Of course, these investments deliver customer benefits too. But more directly, analytics provide opportunities to connect with customers in ways that suit the individual customer; to know that customer much better; to provide offers, tariffs and support better targeted and better timed to address each individuals requirements. Socha points out that this type of customer interaction is already occurring at the world’s biggest and best banks, retailers and telcos. “And it’s happening with the help of Teradata,” he says.
Helping utilities stay ahead
Siemens, Teradata and Omnetric have recently come together to offer utilities innovative data and analytics solutions. Socha explains how the agreement between the companies will help utilities move forward in the data department, “Siemens are global market leaders in utilities and Teradata are market leaders in data and analytics, globally. Together, we bring a combined skill set to the industry that is unparalleled. Secondly, this is not a ‘slideware’ partnership. Together we are developing – and have already developed – applications, tools and capabilities that we can directly apply at utility customers.”
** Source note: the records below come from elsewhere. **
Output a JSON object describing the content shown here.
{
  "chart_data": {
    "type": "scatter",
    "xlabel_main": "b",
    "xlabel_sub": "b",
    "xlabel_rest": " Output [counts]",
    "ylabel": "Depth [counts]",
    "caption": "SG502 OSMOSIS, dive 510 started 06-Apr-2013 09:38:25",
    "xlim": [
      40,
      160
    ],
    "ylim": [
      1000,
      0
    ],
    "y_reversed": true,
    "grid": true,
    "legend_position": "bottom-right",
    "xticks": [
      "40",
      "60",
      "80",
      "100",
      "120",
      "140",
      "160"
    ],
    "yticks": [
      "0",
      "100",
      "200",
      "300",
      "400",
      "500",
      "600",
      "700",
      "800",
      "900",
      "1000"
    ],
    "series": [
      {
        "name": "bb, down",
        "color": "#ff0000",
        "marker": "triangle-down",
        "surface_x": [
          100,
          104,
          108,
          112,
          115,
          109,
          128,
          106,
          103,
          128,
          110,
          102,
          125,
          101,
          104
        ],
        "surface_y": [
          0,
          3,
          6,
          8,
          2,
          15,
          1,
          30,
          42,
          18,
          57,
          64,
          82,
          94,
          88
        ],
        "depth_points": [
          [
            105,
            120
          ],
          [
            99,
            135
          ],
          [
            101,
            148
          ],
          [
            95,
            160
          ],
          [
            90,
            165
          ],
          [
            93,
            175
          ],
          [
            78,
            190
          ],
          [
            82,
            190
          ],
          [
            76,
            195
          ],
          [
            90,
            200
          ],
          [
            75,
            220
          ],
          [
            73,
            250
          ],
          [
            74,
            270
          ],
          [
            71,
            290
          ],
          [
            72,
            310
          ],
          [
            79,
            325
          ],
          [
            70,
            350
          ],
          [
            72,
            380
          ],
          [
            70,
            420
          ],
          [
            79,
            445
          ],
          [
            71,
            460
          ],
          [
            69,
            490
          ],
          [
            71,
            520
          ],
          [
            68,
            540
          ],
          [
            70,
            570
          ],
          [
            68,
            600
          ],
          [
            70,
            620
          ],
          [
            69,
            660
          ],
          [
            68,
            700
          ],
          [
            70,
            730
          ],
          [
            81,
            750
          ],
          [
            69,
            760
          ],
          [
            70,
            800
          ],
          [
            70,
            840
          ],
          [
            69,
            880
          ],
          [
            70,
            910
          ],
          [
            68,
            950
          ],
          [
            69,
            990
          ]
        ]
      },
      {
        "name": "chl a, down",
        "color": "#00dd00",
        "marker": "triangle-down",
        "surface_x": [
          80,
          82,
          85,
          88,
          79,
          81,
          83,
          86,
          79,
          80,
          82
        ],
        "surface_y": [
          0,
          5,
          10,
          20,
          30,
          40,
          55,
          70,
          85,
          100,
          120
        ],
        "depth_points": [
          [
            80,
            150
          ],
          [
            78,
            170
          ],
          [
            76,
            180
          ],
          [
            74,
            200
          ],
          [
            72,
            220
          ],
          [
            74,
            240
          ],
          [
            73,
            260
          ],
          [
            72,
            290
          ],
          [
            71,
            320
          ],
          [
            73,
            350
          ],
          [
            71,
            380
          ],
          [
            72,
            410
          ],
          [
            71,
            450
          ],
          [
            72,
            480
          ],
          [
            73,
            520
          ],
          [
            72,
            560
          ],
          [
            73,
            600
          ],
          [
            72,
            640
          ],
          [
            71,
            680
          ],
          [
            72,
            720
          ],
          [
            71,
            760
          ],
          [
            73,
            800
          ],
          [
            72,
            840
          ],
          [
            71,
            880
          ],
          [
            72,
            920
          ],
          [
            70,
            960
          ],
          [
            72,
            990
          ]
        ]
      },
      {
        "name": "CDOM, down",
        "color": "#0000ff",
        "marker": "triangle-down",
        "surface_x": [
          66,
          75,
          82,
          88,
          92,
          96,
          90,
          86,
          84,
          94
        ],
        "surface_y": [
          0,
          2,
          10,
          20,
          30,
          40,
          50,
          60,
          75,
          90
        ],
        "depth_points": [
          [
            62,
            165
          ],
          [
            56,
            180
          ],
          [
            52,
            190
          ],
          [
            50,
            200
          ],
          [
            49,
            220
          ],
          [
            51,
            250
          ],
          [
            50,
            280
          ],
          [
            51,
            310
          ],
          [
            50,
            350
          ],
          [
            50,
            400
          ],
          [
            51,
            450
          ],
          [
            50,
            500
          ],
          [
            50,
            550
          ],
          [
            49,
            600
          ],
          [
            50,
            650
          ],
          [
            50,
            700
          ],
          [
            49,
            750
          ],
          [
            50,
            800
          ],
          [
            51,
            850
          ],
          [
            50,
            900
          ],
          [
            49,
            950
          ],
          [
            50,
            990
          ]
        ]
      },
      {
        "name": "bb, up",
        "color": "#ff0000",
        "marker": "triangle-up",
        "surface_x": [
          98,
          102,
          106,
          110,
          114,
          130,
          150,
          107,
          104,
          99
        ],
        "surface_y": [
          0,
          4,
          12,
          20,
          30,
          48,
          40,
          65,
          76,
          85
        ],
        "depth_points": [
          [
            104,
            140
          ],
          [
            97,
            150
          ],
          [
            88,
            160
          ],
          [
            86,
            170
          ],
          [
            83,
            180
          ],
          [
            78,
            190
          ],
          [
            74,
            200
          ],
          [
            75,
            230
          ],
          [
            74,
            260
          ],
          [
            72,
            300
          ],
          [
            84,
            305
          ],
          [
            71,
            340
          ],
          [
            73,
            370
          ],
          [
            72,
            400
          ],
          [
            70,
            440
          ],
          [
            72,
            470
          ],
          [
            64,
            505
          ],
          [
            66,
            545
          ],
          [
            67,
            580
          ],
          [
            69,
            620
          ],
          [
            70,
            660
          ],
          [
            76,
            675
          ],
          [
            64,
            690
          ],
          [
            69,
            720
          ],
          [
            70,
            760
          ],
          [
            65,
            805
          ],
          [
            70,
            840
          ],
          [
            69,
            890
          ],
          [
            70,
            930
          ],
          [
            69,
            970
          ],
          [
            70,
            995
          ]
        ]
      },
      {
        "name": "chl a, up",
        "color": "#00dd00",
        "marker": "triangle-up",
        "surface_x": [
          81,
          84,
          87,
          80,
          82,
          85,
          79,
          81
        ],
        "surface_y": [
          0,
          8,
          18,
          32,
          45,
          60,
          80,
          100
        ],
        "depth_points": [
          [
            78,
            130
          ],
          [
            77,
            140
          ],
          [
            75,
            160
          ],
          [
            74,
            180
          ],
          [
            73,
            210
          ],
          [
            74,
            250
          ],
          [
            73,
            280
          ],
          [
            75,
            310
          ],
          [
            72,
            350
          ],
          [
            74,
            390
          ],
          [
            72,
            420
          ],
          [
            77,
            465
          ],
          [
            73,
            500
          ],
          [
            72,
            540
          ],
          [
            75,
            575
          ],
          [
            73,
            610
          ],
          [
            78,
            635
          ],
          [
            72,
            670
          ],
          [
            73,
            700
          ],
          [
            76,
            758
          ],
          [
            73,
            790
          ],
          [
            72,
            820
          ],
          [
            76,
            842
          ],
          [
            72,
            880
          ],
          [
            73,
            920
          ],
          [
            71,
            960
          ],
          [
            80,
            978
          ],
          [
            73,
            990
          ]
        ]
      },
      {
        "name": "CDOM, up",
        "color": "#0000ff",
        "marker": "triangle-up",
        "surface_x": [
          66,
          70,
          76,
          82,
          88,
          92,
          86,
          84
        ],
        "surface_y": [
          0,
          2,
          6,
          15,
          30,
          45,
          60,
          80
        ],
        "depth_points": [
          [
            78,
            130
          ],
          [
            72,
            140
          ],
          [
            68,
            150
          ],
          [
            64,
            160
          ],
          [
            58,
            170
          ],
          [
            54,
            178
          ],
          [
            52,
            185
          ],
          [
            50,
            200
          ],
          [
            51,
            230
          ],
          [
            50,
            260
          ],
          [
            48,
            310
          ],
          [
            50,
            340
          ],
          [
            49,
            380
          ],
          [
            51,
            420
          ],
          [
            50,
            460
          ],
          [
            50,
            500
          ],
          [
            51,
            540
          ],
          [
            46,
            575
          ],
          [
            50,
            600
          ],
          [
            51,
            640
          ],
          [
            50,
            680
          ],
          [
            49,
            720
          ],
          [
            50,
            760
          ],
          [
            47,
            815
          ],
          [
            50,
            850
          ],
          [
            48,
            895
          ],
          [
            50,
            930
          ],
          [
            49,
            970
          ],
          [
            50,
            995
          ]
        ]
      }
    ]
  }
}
Teradata has combined their comprehensive Utilities Logical Data Model with Siemens’ Smart Grid Data Model. Since then, the new data model has been developed further, as a key underpinning element to data integration in utilities.
“We have created joint offerings with Siemens and Omnetric, both to kick-start analytics discovery and to deliver strategic direction to full programmes. We have integrated key Siemens applications via our joint Logical Data Model and we are working with our first joint customers in developing new applications that can leverage our joint architecture.”
Omnetric Group will bring new delivery and consultancy expertise to the partnership.
“From these examples, I hope it is clear that we are collaborating very closely on many fronts. This level of co-operation from two industry leaders is the ideal way to help utilities stay ahead using data and analytics.”